Lundi 1 novembre 2010 1 01 /11 /2010 19:51

LA GRANDE ABSENTE DES MANIF’S SYNDICALES :

L’EUROPE !

 

par Jean LEVY

 

Par millions, les salariés ont arpenté, par sept fois, les rues de nos villes. Ils ont crié, haut et fort, leur colère face au hold-up contre leur droit à une retraite à 60 ans – un repos pourtant bien gagné.

 

Dans plus de 250 villes, dans tous les départements, des foules, chaque fois fidèles aux rendez-vous, ont scandé leur attachement à une vie libre attendue après une vie de travail de plus en plus harassante. Les rues vibraient de la détermination populaire de s’opposer à une réforme qui s’inscrit dans une offensive généralisée. Une offensive qui vise en réalité toutes les conquêtes sociales arrachées par une lutte permanente, menée tout au long du XXème siècle.

 

Car la rage ouvrière dépassait largement la seule question des retraites.

 

Le chômage qui brise les vies ; les « petits boulots » qui vous interdisent toutes perspective et tous projets ; les salaires au pouvoir d’achat dramatiquement réduit depuis trois décennies ; la santé menacée sur les lieux de travail par des cadences inhumaines ; le droit de se soigner revu chaque fois à la baisse ; des hôpitaux conçus pour être d’abord rentables ; le bagne dans l’entreprise, où le patron fait régner la terreur sur les salariés, privés de tout droit de se défendre – tout concourt à générer l’angoisse et la colère.

 

D’où les manifestations massives se succédant depuis début septembre et l’embrasement d’un peuple, solidaire des révoltes, quand il ne peut y participer.

 

Mais, au-delà des manifestations, débordant les mots d’ordre confédéraux, le nouveau de cette immense bataille sociale, ce sont les multiples initiatives prises « à la base », les barrages sur les routes, autour des raffineries, bloquant ports et dépôts de marchandises, les « actions coup de poing » de collectifs de salariés en lutte, des coordinations qui maintiennent la pression du nord au midi, hors de directives des centrales syndicales.

 

Les grèves professionnelles ont peut-être cessé, mais l’action démultipliée, qui se poursuit, démontre que la très grande mobilisation populaire continue sous d’autres formes.

 

Mais une question se pose :

pourquoi les mouvements de septembre-octobre, d’une telle ampleur, n’ont-ils pas débouché sur une victoire sociale ?

 

La raison en est simple : les confédérations, dont la CGT, et les partis qui se revendiquent de la « gauche », qui disent soutenir les salariés mobilisés, ont tout fait pour restreindre la cible, au-delà d’un simple aménagement d’un texte, seulement qualifié « d’injuste », au seul pouvoir politique en place, à Nicolas Sarkozy personnellement, et à son gouvernement.

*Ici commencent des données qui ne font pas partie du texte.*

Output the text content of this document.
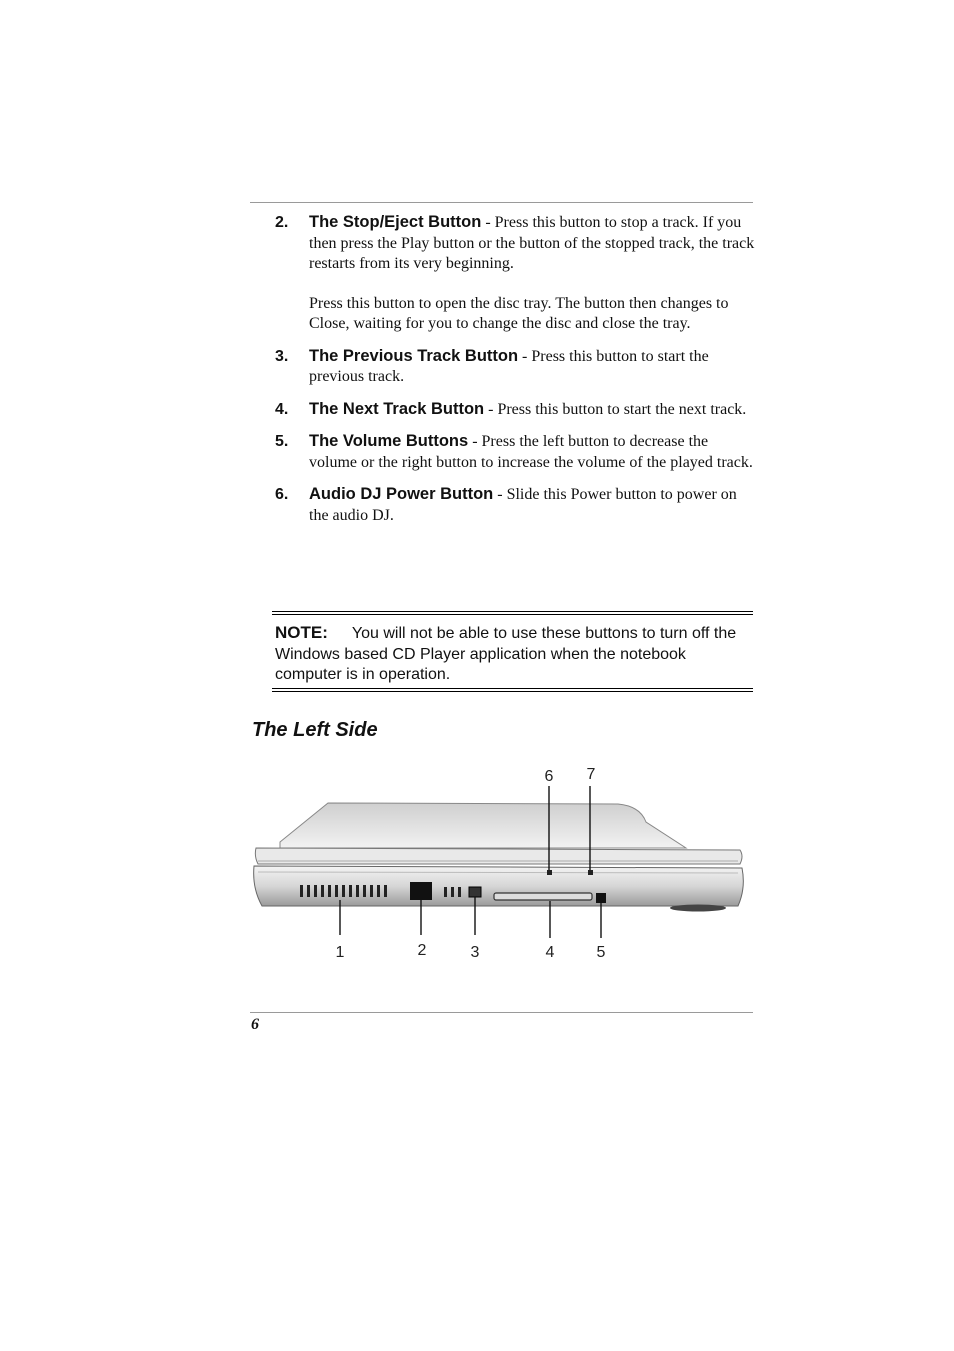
2. The Stop/Eject Button - Press this button to stop a track. If you then press the Play button or the button of the stopped track, the track restarts from its very beginning.
Press this button to open the disc tray. The button then changes to Close, waiting for you to change the disc and close the tray.
3. The Previous Track Button - Press this button to start the previous track.
4. The Next Track Button - Press this button to start the next track.
5. The Volume Buttons - Press the left button to decrease the volume or the right button to increase the volume of the played track.
6. Audio DJ Power Button - Slide this Power button to power on the audio DJ.

NOTE: You will not be able to use these buttons to turn off the Windows based CD Player application when the notebook computer is in operation.

The Left Side
6 7
1	2	3	4	5

6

En jouant du naturel réflexe des colères accumulées contre l’hôte de l’Élysée.

 

Mais l’offensive antisociale n’est-elle qu «hexagonale », ne touche-t-elle que la France ? Bien sûr que non. De Madrid comme de Rome, de Lisbonne comme de Bruxelles, de Lisbonne ou d’Athènes montent les mêmes clameurs des travailleurs contre les plans d’austérité mis en place dans les 27 Etats de l’Union européenne.

 

Rien d’étrange à cette concordance d’offensives tout azimut contre les salaires, la protection sociale, et bien entendu, la retraite. Tous ces plans ont été concocté dans le cadre de l’UE par tous les gouvernements concernés, qu’ils se disent de droite ou affectent d’être « de gauche ». Cela vaut en particulier pour le recul de l’âge de la retraite, orientation européenne scellée à Barcelone en 2002, paraphée par Lionel Jospin et Jacques Chirac.

 

Cette unanimité européenne s’explique aisément : l’UE a été mise en place pour satisfaire les exigences du grand patronat. Le syndicat de celui-ci – Business Europe – est présidé par notre baron Seillière. En effet, le grand patronat vise, au plus vite, rentabiliser le capital dans le contexte d’une concurrence mondiale effrénée.

 

Pour atteindre ces objectifs, les grandes entreprises pèsent sur le prix de leur main d’œuvre et imposent aux gouvernements européens, très « compréhensifs », de détourner l’argent public (Santé, Education, Services public) à leur profit exclusif.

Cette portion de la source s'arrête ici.